La consécration d'Albert Husson arrive avec La Cuisine des anges qui connaît immédiatement un succès exceptionnel. La pièce, qui bénéficiera d'une critique unanimement louangeuse, se promènera de théâtre en théâtre, devenant la bouée de sauvetage de directeurs en mal de spectacle. Elle sera jouée 1200 fois à Paris, deux saisons à New-york, et 4000 fois à travers le monde. On trouvera plus loin résumé et critiques de la pièce.
Ce triomphe n'émeut pas outre mesure l'auteur, homme discret et réservé. Son confrère André Roussin, en dresse alors le portrait : « Vous êtes un sage. Après le triomphe de La Cuisine des anges, vous auriez pu abandonner votre poste au Théâtre des Célestins et venir jouer les auteurs « bien parisiens », comme tous les provinciaux. Vous êtes resté à Lyon. Vous y avez gardé votre emploi… Cela veut dire que vous n'écrivez pas pour payer le percepteur ou pour briller dans le monde, mais seulement par goût pour le sujet qui vous tente, par besoin de rêver et de nous faire rêver, en un mot par plaisir. Et voilà le secret de votre réussite. Nous savons qu'en venant voir une de vos comédies, nous trouverons toujours cet humour qui est une forme de la pudeur, et cette gentillesse du cœur qui est celle des poètes ».
Roger Pierre et Jean-Marc Thibault, 13 ans après la création, ont l'idée de tirer une opérette de La Cuisine.
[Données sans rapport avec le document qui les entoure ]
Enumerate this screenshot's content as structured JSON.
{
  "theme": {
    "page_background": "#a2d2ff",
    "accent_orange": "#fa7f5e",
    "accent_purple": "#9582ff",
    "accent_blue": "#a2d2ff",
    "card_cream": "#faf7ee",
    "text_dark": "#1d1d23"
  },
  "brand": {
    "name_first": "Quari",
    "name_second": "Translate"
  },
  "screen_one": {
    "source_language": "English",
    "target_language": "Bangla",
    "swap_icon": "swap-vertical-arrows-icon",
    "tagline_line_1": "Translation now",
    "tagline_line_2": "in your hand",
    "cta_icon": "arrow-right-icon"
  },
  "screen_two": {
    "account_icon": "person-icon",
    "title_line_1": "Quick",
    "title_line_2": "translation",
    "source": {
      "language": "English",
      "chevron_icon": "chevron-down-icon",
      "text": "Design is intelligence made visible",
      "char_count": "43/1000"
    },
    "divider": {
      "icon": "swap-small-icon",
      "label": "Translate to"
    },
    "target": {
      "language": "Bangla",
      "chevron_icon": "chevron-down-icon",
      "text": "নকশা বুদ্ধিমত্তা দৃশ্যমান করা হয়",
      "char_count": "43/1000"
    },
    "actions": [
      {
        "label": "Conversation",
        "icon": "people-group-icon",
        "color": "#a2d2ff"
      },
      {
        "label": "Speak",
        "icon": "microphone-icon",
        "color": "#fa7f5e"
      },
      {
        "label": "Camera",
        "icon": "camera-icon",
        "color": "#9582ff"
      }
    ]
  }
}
L'énorme succès de la pièce, l'originalité de ses héros, ont sans doute poussé les deux fantaisistes à transformer la pièce en comédie musicale. Ils sont donc devenus les deux bagnards, le trio s'étant transformé en duo. Le théâtre a ses mystères. Malgré nos deux comiques à l'affiche, une musique de Georges Garvarentz, une mise en scène de Pierre Mondy, une chorégraphie de Katherine Dunham, c'est un échec. Deux Anges sont venus, créé au théâtre de Paris le 18 septembre 1965 ne sera pas pour La Cuisine ce que My Fair Lady a été pour Pygmalion. Le spectacle ne sera joué qu'une quarantaine de fois. Dans le même temps, Husson est affiché dans trois théâtres : Le théâtre de Paris ci-dessus mentionné et, en qualité d'adaptateur, à la Comédie des Champs-Élysées avec Le Mal de Test et au théâtre Marigny pour l'adaptation de la comédie musicale Le Jour de la tortue, spectacle qui connaîtra le même échec que Deux Anges sont venus. Le peu de goût, à l'époque, manifesté par le public français pour ce qu'il considère comme de l'opérette, style périmé, y est sans doute pour beaucoup.
Un film a été tiré à Hollywood en 1954 de La cuisine par Michael Curtiz, We're no Angels qui connaît un légitime succès grâce, en partie, aux trois héros qui étaient interprétés par Humphrey Bogart, Peter Ustinov et Aldo Ray; trente-cinq ans après, en 1989, toujours à Hollywood, Neil Jordan s'intéresse à son tour aux trois bagnards qui, là aussi se réduisent à deux, mais non des moindres : Robert de Niro et Sean Penn. Le film, malgré sa distribution prestigieuse, ne fera pas d'étincelles.
Il est vrai que le scénario de David Mamet s'est éloigné à très grands pas de l'œuvre originale.